Certainly! I apologize if the steps were unclear. Let me explain the process in more detail.
First, we have found that tan((A+B)/2) = 3.433633. To solve for (A-B)/2, we can use the law of tangents, which states that tan((A-B)/2) = (tan(A/2) - tan(B/2)) / (1 + tan(A/2) * tan(B/2)).
In this case, we have tan((A+B)/2) = 3.433633 and a-b = -24.82. So, we can substitute these values into the law of tangents to get:
tan((A-B)/2) = tan((A+B)/2) * (a-b)/(a+b)
Plugging in the values:
tan((A-B)/2) = 3.433633 * (-24.82)/(21.46+46.28)
= -1.2580863
To find (A-B)/2, we need to use the arctan function (often written as atan or tan^(-1)).
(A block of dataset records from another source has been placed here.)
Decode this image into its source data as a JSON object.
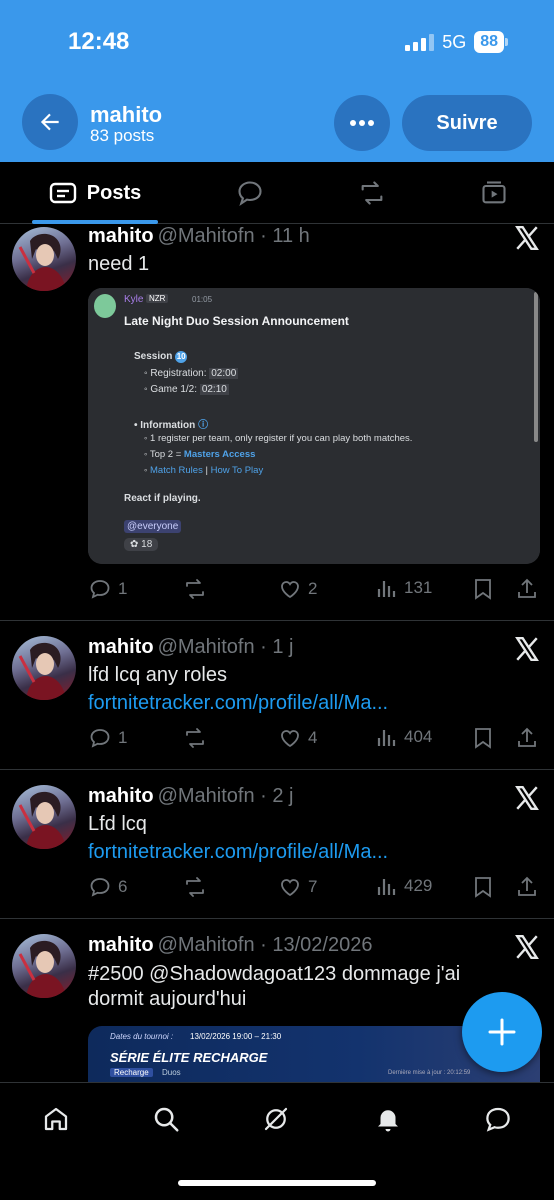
{
  "status_bar": {
    "time": "12:48",
    "network": "5G",
    "battery": "88"
  },
  "header": {
    "name": "mahito",
    "posts_count": "83 posts",
    "follow_label": "Suivre"
  },
  "tabs": [
    {
      "label": "Posts"
    }
  ],
  "posts": [
    {
      "name": "mahito",
      "handle": "@Mahitofn · 11 h",
      "text": "need 1",
      "replies": "1",
      "likes": "2",
      "views": "131",
      "embed": {
        "user": "Kyle",
        "tag": "NZR",
        "time": "01:05",
        "title": "Late Night Duo Session Announcement",
        "session_label": "Session",
        "session_num": "10",
        "reg_label": "Registration:",
        "reg_time": "02:00",
        "game_label": "Game 1/2:",
        "game_time": "02:10",
        "info_label": "Information",
        "info_line1": "1 register per team, only register if you can play both matches.",
        "top2_prefix": "Top 2 =",
        "masters": "Masters Access",
        "rules": "Match Rules",
        "sep": "|",
        "howto": "How To Play",
        "react": "React if playing.",
        "mention": "@everyone",
        "reaction_count": "18"
      }
    },
    {
      "name": "mahito",
      "handle": "@Mahitofn · 1 j",
      "text": "lfd lcq any roles",
      "link": "fortnitetracker.com/profile/all/Ma...",
      "replies": "1",
      "likes": "4",
      "views": "404"
    },
    {
      "name": "mahito",
      "handle": "@Mahitofn · 2 j",
      "text": "Lfd lcq",
      "link": "fortnitetracker.com/profile/all/Ma...",
      "replies": "6",
      "likes": "7",
      "views": "429"
    },
    {
      "name": "mahito",
      "handle": "@Mahitofn · 13/02/2026",
      "text": "#2500 @Shadowdagoat123 dommage j'ai dormit aujourd'hui",
      "embed": {
        "dates_label": "Dates du tournoi :",
        "dates": "13/02/2026 19:00 – 21:30",
        "title": "SÉRIE ÉLITE RECHARGE",
        "mode": "Recharge",
        "sub": "Duos",
        "updated": "Dernière mise à jour : 20:12:59"
      }
    }
  ]
}
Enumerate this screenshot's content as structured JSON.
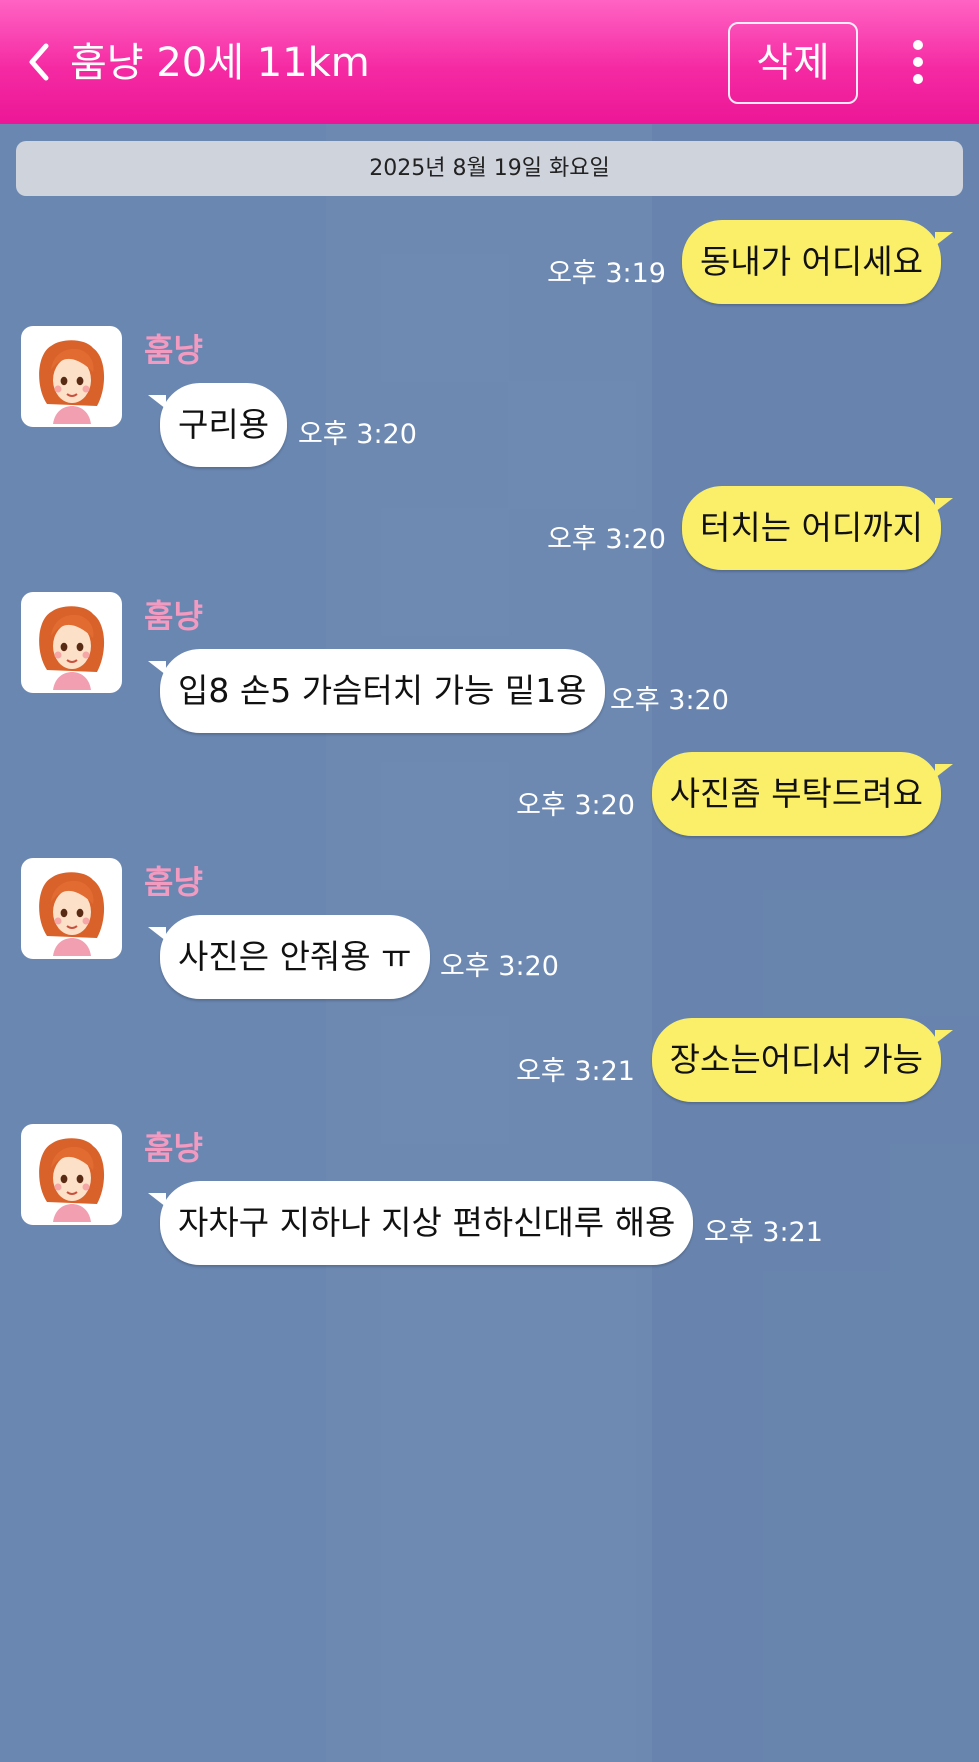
{
  "header": {
    "title": "훔냥 20세 11km",
    "delete_label": "삭제"
  },
  "date_label": "2025년 8월 19일 화요일",
  "colors": {
    "header_top": "#ff63c3",
    "header_bottom": "#ec1696",
    "chat_background": "#6a87b1",
    "outgoing_bubble": "#fbef6a",
    "incoming_bubble": "#ffffff",
    "sender_name": "#f39ac1"
  },
  "messages": [
    {
      "direction": "out",
      "text": "동내가 어디세요",
      "time": "오후 3:19"
    },
    {
      "direction": "in",
      "sender": "훔냥",
      "text": "구리용",
      "time": "오후 3:20"
    },
    {
      "direction": "out",
      "text": "터치는 어디까지",
      "time": "오후 3:20"
    },
    {
      "direction": "in",
      "sender": "훔냥",
      "text": "입8 손5 가슴터치 가능 밑1용",
      "time": "오후 3:20"
    },
    {
      "direction": "out",
      "text": "사진좀 부탁드려요",
      "time": "오후 3:20"
    },
    {
      "direction": "in",
      "sender": "훔냥",
      "text": "사진은 안줘용 ㅠ",
      "time": "오후 3:20"
    },
    {
      "direction": "out",
      "text": "장소는어디서 가능",
      "time": "오후 3:21"
    },
    {
      "direction": "in",
      "sender": "훔냥",
      "text": "자차구 지하나 지상 편하신대루 해용",
      "time": "오후 3:21"
    }
  ],
  "icons": {
    "back": "chevron-left-icon",
    "more": "more-vertical-icon",
    "avatar": "cartoon-girl-avatar"
  }
}
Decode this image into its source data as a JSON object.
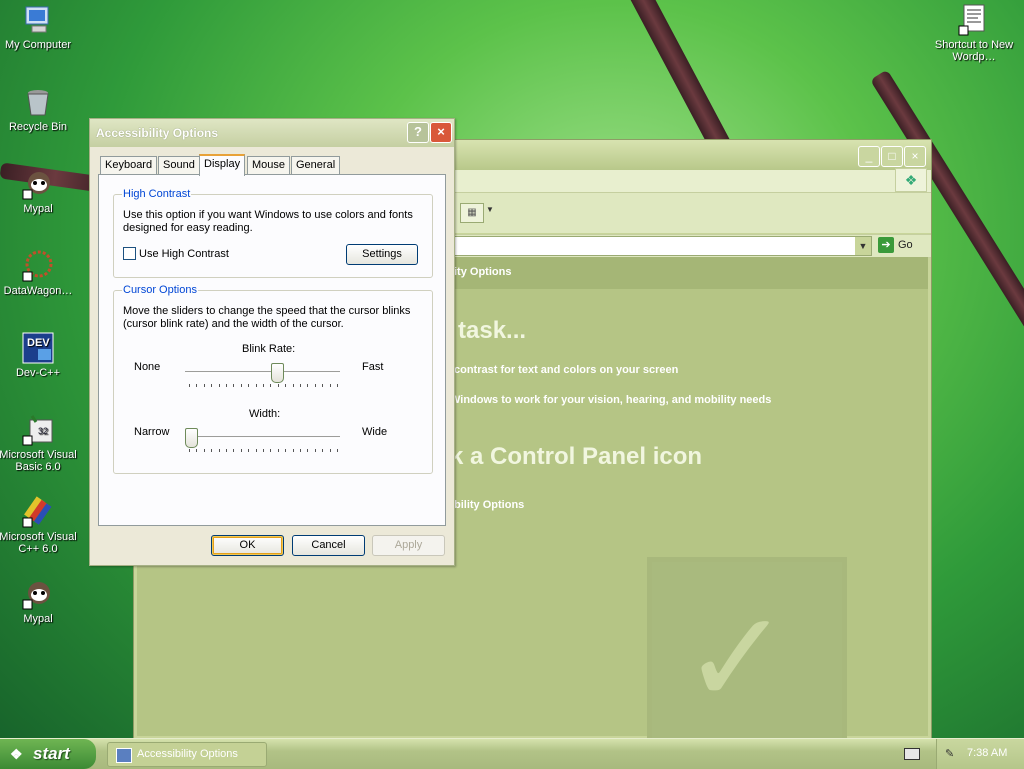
{
  "desktop_icons": [
    {
      "label": "My Computer",
      "icon": "my-computer-icon"
    },
    {
      "label": "Recycle Bin",
      "icon": "recycle-bin-icon"
    },
    {
      "label": "Mypal",
      "icon": "mypal-icon"
    },
    {
      "label": "DataWagon…",
      "icon": "datawagon-icon"
    },
    {
      "label": "Dev-C++",
      "icon": "dev-cpp-icon"
    },
    {
      "label": "Microsoft Visual Basic 6.0",
      "icon": "visual-basic-icon"
    },
    {
      "label": "Microsoft Visual C++ 6.0",
      "icon": "visual-cpp-icon"
    },
    {
      "label": "Mypal",
      "icon": "mypal-icon"
    },
    {
      "label": "Shortcut to New Wordp…",
      "icon": "wordpad-document-icon"
    }
  ],
  "control_panel": {
    "header": "ity Options",
    "heading1": "task...",
    "link1": "contrast for text and colors on your screen",
    "link2": "Windows to work for your vision, hearing, and mobility needs",
    "heading2": "k a Control Panel icon",
    "link3": "bility Options",
    "go_label": "Go"
  },
  "dialog": {
    "title": "Accessibility Options",
    "help_button": "?",
    "close_button": "×",
    "tabs": [
      "Keyboard",
      "Sound",
      "Display",
      "Mouse",
      "General"
    ],
    "active_tab": "Display",
    "high_contrast": {
      "legend": "High Contrast",
      "description": "Use this option if you want Windows to use colors and fonts designed for easy reading.",
      "checkbox_label": "Use High Contrast",
      "checked": false,
      "settings_button": "Settings"
    },
    "cursor_options": {
      "legend": "Cursor Options",
      "description": "Move the sliders to change the speed that the cursor blinks (cursor blink rate) and the width of the cursor.",
      "blink_rate": {
        "label": "Blink Rate:",
        "min_label": "None",
        "max_label": "Fast",
        "value": 0.6
      },
      "width": {
        "label": "Width:",
        "min_label": "Narrow",
        "max_label": "Wide",
        "value": 0.0
      }
    },
    "buttons": {
      "ok": "OK",
      "cancel": "Cancel",
      "apply": "Apply"
    }
  },
  "taskbar": {
    "start_label": "start",
    "task_label": "Accessibility Options",
    "clock": "7:38 AM"
  }
}
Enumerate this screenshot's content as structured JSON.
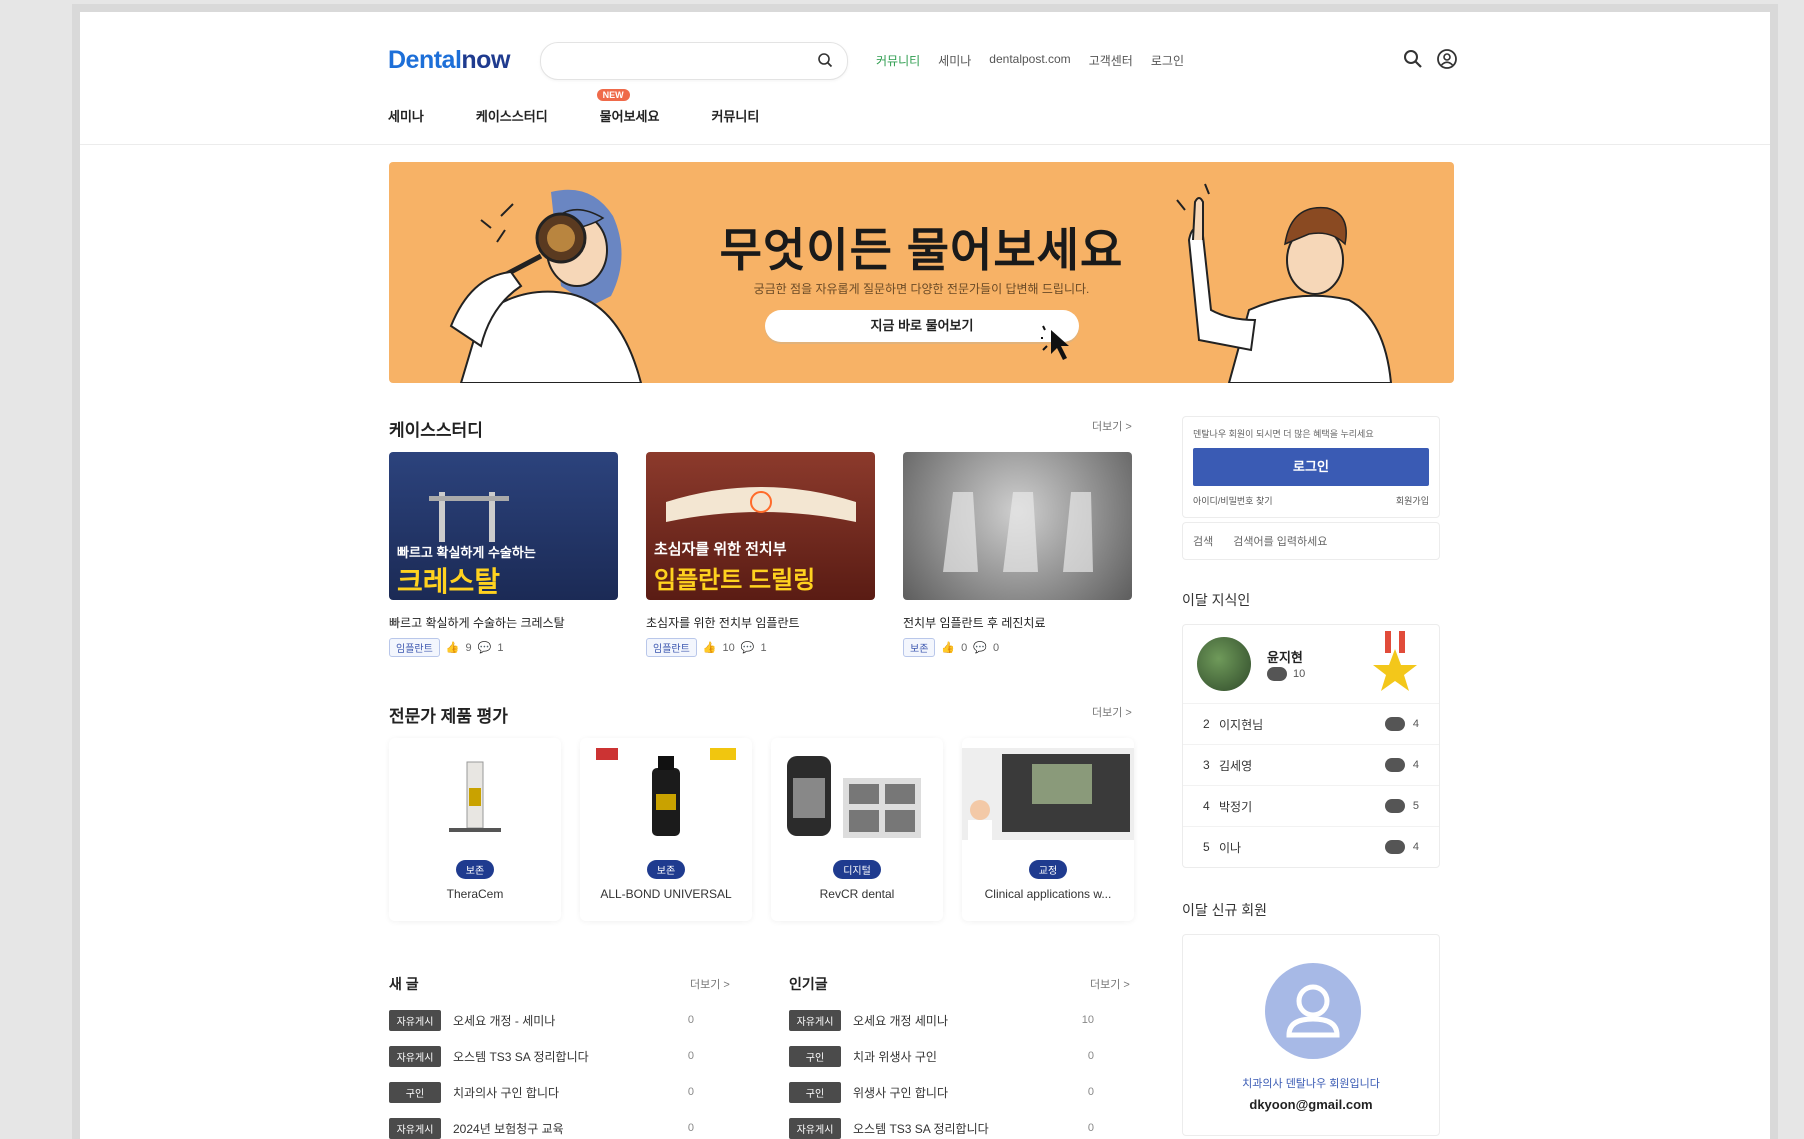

So, we take the inverse tangent of -1.2580863:
(A-B)/2 = atan(-1.2580863)
= -51.520285 degrees
Next, we multiply (A-B)/2 by 2 to find A-B:
A-B = -51.520285 * 2
= -103.04057 degrees
Finally, we use the values of (A+B)/2 and (A-B)/2 to find A and B:
A = ((A+B)/2) - ((A-B)/2)
= (147.525 - (-103.04057)) / 2
= 22.242215 degrees
B = ((A+B)/2) + ((A-B)/2)
= (147.525 + (-103.04057)) / 2
= 125.282785 degrees
I hope this explanation clarifies the steps for you. If you have further questions, feel free to ask!